Response Operations Lead

📋 Description

• Oversee daily shift operations, ensuring consistent performance, prioritization, escalations, and compliance with company standards.

• Track KPIs and shift metrics, pinpointing areas for enhancement to address with Management.

• Conduct shift transitions for smooth handovers between shifts.

• Serve as the main point of contact for escalations, prioritizing critical issues and providing Management with insights on noteworthy events during the shift.

• Manage and triage ticket queues, focusing on prioritization, potential impacts, and escalations.

• Lead the review of tuning requests for the assigned shift.

• Assist in Incident response as an active member of the response team, handling escalated tickets related to identified security threats.
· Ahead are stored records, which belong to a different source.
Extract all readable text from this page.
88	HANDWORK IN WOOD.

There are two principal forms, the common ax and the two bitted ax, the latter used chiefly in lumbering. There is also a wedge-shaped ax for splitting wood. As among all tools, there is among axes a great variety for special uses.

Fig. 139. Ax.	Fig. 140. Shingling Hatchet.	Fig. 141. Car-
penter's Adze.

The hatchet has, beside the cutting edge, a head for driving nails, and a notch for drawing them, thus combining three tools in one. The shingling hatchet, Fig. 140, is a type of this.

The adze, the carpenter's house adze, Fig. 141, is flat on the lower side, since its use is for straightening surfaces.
• Execute root cause and forensic log analysis for security incidents to assess enterprise risk, impact, and necessary remediations across various technology platforms (Cloud, Hosts, Networks, Applications, Email).

• Analyze threat data from diverse sources to identify significant security incidents and events for direct escalation to Incident Commander(s).

• Recognize, articulate, and explain attack vectors, threat tactics, and attacker techniques to both technical and non-technical stakeholders, including senior leadership.

• Implement appropriate containment response measures across multiple platforms, or facilitate handoffs to partner teams when necessary.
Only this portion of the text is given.